Tell someone you’ve written a book and they’ll ask, “What’s it about?”
Well, here’s my non-elevator pitch, from the Preface of Hearts on Pilgrimage-Poems & Prayers, January 2021.
When I said my initial yes to Jesus over 40 years ago, I found poet Luci Shaw’s first book, Listen to the Green and was overcome with the perhapses and possibilities of being a poet. I am adept at saying way more than is needed to communicate a point. What would happen, I wondered, if I intentionally pared down my words to say more with less? Listen to the Green was the inspiration and beginning of my journey into poetry.
I managed to scribble random lines, gathering thoughts in the margins of my days between chasing children and teaching school. Most of it was very bad “poetry,” but it was a start. As I chose to grow and learn, I invested in an informal education, “the school of 3,000 books,” as poet Barbara Crooker would say. The volume you now hold in your hands is the fruit of that learning, a culmination of inspiration and encouragement from poets I’ve had the pleasure of reading and learning from along the way– Laurie Klein, Scott Cairns, Malcolm Guite, Luci Shaw and many others.
When I began the draft of Hearts on Pilgrimage it was early Spring 2020. I had been approached by a friend about placing my poems in her care for their possible publication. After a time of waiting and listening, the work landed back in my lap while our collective lives were put on permanent pause by the entry of a disruptive and devastating virus. Life in the time of corona has wreaked havoc on life as we know it. Knew it. But if we are listening, there are lessons still to learn about what we have lost.

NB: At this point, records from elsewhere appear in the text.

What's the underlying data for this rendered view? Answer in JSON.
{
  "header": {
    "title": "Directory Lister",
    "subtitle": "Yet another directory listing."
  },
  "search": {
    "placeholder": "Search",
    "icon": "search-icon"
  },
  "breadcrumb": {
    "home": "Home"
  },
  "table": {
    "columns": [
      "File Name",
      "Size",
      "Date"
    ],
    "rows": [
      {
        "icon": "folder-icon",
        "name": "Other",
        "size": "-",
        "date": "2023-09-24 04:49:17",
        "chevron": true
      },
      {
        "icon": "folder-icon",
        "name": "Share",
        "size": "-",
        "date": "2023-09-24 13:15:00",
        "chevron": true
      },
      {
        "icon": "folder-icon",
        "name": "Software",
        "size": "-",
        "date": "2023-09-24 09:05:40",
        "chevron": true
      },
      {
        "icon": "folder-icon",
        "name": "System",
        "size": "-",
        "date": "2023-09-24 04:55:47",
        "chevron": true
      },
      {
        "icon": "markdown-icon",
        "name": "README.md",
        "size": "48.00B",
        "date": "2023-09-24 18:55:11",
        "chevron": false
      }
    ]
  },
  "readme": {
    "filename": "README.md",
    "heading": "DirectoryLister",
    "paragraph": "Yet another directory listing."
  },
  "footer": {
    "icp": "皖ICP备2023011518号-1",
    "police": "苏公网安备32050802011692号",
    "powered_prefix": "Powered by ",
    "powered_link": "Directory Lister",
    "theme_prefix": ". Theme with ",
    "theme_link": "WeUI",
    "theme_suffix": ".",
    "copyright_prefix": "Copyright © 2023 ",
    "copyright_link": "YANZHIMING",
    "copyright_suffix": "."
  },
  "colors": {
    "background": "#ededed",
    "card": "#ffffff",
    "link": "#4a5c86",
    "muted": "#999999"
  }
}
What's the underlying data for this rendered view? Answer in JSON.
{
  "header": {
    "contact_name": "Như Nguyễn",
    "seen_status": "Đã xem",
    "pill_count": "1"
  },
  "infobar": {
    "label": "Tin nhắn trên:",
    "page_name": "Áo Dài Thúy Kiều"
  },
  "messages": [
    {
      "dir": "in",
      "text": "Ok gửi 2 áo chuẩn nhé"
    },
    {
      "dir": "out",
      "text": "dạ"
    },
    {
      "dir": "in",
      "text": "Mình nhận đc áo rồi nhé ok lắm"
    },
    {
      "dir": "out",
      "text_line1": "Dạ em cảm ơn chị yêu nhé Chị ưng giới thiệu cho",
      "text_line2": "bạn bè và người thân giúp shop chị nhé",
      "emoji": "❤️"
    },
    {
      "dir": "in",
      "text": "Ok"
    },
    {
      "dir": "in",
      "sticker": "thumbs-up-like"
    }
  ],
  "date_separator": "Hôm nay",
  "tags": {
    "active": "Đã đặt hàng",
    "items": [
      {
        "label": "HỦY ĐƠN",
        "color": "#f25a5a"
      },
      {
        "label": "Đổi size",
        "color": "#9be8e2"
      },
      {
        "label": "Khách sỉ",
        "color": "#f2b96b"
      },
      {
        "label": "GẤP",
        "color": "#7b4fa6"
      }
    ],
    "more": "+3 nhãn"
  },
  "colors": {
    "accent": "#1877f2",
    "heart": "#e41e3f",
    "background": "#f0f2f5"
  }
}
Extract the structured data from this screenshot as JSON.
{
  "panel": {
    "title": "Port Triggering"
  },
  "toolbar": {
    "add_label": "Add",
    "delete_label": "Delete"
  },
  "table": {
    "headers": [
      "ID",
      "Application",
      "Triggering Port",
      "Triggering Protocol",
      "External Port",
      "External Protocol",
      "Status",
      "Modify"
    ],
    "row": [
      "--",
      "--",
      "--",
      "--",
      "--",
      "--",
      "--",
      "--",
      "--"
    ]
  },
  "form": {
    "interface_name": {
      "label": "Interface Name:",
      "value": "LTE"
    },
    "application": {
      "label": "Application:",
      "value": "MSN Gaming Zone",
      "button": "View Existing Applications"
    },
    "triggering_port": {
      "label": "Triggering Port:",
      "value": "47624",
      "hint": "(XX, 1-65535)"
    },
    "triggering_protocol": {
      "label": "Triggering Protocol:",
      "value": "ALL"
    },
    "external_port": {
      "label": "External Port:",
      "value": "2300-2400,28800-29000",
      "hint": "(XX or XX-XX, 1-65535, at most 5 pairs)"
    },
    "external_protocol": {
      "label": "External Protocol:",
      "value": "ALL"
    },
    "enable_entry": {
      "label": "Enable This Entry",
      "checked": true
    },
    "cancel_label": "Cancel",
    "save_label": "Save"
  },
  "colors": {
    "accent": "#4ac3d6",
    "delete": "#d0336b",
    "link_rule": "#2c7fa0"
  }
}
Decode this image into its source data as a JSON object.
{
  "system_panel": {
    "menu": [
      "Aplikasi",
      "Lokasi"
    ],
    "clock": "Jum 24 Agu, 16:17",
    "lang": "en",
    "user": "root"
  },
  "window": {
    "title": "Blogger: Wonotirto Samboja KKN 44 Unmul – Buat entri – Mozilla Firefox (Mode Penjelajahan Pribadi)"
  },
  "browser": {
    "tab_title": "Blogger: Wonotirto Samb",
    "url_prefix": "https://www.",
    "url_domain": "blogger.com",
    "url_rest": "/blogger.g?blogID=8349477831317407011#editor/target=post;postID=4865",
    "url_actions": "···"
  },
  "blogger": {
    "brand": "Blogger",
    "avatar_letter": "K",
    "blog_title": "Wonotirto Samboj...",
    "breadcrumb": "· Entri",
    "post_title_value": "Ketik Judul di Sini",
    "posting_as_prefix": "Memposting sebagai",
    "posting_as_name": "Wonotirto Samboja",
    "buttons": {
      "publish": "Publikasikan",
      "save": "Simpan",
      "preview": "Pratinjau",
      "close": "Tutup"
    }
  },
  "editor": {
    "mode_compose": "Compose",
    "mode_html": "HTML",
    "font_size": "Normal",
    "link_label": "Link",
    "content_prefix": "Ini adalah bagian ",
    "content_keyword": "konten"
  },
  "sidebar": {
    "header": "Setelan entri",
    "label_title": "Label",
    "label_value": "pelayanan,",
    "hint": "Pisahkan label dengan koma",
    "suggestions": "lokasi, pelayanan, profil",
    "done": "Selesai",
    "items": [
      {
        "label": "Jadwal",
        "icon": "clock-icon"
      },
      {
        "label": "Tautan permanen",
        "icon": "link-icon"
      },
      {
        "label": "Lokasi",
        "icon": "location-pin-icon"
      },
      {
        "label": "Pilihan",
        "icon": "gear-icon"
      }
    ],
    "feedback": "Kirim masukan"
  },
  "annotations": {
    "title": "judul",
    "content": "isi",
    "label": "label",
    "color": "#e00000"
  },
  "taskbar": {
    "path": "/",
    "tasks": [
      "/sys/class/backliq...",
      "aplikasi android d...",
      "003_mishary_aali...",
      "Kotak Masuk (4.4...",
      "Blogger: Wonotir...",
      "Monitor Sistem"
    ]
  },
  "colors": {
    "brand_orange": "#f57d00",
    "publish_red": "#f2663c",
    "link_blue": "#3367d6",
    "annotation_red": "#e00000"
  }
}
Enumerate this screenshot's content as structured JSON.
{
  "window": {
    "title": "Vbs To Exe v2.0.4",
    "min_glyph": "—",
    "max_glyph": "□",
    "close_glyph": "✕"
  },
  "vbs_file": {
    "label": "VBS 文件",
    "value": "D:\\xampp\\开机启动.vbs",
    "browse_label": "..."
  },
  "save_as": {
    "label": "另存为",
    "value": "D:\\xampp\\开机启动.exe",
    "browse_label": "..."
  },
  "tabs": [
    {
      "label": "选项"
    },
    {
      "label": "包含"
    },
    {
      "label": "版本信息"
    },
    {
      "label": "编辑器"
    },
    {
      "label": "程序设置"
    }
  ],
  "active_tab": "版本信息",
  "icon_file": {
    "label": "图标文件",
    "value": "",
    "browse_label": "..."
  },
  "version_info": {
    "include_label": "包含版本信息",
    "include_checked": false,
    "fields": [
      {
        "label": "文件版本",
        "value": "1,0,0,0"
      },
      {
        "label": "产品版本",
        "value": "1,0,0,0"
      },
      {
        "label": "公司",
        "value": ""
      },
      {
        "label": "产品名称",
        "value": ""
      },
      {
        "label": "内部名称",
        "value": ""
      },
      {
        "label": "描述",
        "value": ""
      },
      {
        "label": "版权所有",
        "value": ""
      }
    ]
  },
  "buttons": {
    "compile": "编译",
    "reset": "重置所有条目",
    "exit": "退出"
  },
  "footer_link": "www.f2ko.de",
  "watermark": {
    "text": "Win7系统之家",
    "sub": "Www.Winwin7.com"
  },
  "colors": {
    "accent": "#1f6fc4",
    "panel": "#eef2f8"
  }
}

I will never look at Spring the same way again, but I am hopeful. And that is the purpose of Spring–God’s eternal message that new life will come from what seems lifeless and gone. Winter’s barrenness provides a Creation backdrop that speaks to God’s presence in the middle of life when everything has been stripped away, and no year illustrates that more than this one.
Annual cycles in our physical world also mirror our interior lives, whether we are conscious of it or not. When I sat with these poems, they organized themselves in a way that began with Winter and its time of dormancy and rest, moving through Spring bringing new life, to Summer with its burgeoning growth and flourishing, and into Autumn with an eye towards harvest and a future. The church year, beginning as it does in the very last days of November, also takes us through this cycle of Winter, Spring, Summer, and Fall. “Hearts on Pilgrimage” follows this path. The title came from a phrase in George Herbert’s poem, Prayer, and a line in Psalm 84:5. I made the note about Psalm 84 in 2007 and wrote, “Book title?” next to the verse. George Herbert’s poem came into my life many, many years later and the Spirit’s echo sounded again. The phrase seemed to fit this work perfectly.
The poems are anchored in Creation–my garden, the trees in our yard, the birds that visit our feeders, the night sky. Someone once said, Nature is God’s noisiest orator, and I have found that to be true, writing most often about what I see and hear. I’ve also woven in simple sights and sounds ranging from coffee in the kitchen or doing dishes in the dark. The poems begin with an “Opening Act”, which sets the stage with reflections on writing and prayer. The four sections that follow are “Scene I-Winter: Waiting & Still”, “Scene 2- Spring: Sowing & Hope”, “Scene 3-Summer: Move & Grow” and “Scene 4-Autumn: Harvest & Future.” The book ends with a “Curtain Call-From Where I Stand.” Many of these poems first appeared on my website or in other publications, both online and in print. Some of them are featured here for the first time.
I write primarily in free verse, but also play with rhyme and meter a bit, which was a delight to try. George MacDonald’s classic Diary of an Old Soul (1880) provides inspiration for the cycle of five seven-line poems included here and I’ve also written two sonnets in loosely rendered form. Initially intimidated by the constraints of the pattern, I was surprised at the freedom provided in writing within prescribed boundaries; it was fun to play around with the words.
Publishing a book of poetry, noticing the good, true and beautiful, seems a fruitless endeavor in the midst of challenges and heartache. But we will always have trouble and sorrow with us. While we live in a fallen world, we live with a risen Savior, and God’s invisible Kingdom is there for us to see if we are looking. In every season we journey through, what draws us on is an awareness of God’s beauty and His presence.
As you read this work through the year or match it to your current season, I pray you will find an echo of our Creator’s voice while walking your own path. There is much to behold and I look forward to pointing the way, showing you what I see and hear. Then I hope you’ll find time to jot your own poetic thoughts in the margins.
We are on a Pilgrimage. Come walk with me?